Currently, the balancer SYN/ETH pool costs the DAO 5,000 SYN/day for on average ~$100,000 of pool volume per day. Conversely, the SushiSwap pool (entirely funded by swap fees) averages $350k in volume per day. Similarly, the Uniswap V3 pool produces similar volume results to the Aura pool, with no incentives on the pool. High volume trading locations generate more swap fees, and thus require less emissions to encourage LPing.
This effect can be explained mostly through demand for trading on a specific venue and sticky liquidity. Existing market dynamics result in a scenario where LPs are better off LP’ing in venues with higher volume rather than where emissions lie. Although the baseline metrics set for experiment have been achieved, the goal post for effective emission spend has changed.

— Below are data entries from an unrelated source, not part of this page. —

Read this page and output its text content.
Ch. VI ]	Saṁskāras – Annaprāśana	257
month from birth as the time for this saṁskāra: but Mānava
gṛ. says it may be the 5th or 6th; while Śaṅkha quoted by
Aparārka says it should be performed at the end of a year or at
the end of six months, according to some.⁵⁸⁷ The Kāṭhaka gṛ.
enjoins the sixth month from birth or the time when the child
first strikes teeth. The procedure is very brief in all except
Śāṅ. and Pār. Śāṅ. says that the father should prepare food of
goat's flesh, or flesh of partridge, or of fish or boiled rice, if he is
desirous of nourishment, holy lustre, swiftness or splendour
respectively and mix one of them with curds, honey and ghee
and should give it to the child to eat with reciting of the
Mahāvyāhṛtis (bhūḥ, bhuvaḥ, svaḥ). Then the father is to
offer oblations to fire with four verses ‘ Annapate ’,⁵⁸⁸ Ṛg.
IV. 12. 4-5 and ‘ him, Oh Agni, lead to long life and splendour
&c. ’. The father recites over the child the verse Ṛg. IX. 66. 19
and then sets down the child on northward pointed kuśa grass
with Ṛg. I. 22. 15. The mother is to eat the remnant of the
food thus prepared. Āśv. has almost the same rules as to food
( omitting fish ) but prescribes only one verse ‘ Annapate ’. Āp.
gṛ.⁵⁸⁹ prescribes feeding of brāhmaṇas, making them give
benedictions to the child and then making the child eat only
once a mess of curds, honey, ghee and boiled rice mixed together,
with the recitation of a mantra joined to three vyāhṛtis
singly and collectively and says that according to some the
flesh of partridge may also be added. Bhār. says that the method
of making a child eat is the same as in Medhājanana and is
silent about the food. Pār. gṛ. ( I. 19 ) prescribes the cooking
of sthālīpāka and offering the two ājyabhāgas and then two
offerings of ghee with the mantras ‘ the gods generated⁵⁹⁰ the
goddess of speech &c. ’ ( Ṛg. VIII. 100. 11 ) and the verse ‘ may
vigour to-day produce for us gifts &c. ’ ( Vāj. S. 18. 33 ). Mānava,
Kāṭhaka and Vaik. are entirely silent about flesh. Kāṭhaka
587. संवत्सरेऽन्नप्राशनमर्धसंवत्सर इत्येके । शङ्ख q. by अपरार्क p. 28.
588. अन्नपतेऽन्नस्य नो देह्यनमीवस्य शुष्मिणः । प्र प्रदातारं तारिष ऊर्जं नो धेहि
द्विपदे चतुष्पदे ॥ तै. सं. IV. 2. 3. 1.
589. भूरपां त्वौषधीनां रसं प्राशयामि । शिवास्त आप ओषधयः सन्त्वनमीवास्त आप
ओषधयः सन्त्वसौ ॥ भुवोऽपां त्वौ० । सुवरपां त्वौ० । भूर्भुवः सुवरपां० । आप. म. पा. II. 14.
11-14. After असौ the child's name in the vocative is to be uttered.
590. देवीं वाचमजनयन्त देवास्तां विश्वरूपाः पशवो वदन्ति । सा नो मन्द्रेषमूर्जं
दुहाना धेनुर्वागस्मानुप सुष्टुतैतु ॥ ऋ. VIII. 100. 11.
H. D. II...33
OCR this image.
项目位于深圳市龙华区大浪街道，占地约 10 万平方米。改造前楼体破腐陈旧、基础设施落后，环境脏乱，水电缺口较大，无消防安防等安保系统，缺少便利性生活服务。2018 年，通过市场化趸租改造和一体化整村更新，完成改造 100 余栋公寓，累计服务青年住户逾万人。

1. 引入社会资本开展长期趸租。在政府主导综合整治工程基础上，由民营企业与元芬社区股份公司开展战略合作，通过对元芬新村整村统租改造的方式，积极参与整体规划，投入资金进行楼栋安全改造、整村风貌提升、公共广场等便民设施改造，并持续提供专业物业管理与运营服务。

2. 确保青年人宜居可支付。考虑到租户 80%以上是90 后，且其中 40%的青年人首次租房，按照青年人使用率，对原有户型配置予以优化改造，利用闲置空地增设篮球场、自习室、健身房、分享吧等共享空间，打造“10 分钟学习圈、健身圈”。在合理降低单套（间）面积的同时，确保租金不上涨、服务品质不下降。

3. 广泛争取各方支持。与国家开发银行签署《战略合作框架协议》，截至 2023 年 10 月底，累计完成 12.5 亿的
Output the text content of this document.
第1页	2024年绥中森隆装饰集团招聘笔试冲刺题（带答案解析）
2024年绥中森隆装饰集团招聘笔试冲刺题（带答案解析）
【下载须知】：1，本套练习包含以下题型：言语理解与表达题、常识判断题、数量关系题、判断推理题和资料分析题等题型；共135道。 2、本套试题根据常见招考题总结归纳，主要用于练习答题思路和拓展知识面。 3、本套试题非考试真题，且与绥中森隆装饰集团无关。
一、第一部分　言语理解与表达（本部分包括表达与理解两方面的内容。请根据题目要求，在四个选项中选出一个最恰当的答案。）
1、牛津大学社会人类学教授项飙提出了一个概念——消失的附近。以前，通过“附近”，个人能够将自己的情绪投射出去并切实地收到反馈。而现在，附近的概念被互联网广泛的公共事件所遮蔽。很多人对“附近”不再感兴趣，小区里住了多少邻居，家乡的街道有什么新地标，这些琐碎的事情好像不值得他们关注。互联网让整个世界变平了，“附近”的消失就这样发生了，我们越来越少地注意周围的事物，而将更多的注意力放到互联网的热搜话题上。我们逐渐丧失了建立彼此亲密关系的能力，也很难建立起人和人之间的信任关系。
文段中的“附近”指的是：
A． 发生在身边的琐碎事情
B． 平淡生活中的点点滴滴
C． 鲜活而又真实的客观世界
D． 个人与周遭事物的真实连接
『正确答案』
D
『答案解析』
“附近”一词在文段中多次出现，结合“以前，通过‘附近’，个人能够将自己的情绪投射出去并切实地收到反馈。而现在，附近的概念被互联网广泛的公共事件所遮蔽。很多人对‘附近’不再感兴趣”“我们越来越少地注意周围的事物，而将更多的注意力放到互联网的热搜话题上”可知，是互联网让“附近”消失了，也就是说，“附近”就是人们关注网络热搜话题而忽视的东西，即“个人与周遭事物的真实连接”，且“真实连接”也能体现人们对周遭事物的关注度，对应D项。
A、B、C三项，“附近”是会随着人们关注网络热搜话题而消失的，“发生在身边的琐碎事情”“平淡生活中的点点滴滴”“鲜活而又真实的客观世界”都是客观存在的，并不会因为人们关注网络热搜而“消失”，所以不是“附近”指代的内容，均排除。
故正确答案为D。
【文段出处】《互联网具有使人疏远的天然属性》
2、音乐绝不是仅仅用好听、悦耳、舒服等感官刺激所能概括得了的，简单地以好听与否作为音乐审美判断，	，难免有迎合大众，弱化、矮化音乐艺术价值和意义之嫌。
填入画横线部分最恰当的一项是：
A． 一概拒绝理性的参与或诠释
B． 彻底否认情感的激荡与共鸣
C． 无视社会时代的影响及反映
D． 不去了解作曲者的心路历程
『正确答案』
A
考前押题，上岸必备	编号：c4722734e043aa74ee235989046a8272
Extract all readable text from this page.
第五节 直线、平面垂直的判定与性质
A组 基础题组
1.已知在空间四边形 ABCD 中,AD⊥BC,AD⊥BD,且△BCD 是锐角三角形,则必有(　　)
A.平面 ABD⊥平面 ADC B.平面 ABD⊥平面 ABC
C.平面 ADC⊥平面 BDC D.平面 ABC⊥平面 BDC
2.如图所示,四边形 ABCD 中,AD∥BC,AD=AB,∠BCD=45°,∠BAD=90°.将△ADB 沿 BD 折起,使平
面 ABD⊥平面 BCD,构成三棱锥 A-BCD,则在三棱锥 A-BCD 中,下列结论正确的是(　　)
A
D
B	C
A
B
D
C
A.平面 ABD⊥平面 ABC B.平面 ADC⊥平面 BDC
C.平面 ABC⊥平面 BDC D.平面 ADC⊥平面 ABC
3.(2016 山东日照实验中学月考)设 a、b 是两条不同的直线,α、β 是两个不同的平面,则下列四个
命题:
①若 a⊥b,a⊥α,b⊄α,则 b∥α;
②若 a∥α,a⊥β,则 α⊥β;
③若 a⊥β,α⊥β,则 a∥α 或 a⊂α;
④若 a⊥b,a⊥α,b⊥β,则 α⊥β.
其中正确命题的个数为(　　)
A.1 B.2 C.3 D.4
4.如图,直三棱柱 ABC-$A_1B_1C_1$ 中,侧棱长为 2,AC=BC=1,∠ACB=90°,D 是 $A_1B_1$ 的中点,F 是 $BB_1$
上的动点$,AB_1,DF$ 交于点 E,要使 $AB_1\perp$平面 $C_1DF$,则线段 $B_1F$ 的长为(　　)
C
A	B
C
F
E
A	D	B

On-chain SYN volume is routed through SushiSwap long after the trial period ended, and an order of magnitude more trading happens on centralized exchanges.
Big picture, SYN spend on Aura unnecessarily inflates the token supply, fractures liquidity across venues that naturally have more trading volume.
In line with other efforts to improve SYN token economics, removing liquidity incentives from balancer takes advantage of historical emission spend and natural yield to provide on-chain liquidity, and reduces annual inflation by 25%.
Most of the data used is from the last 90 days of on-chain SYN trading on: Uniswap, SushiSwap, and Balancer.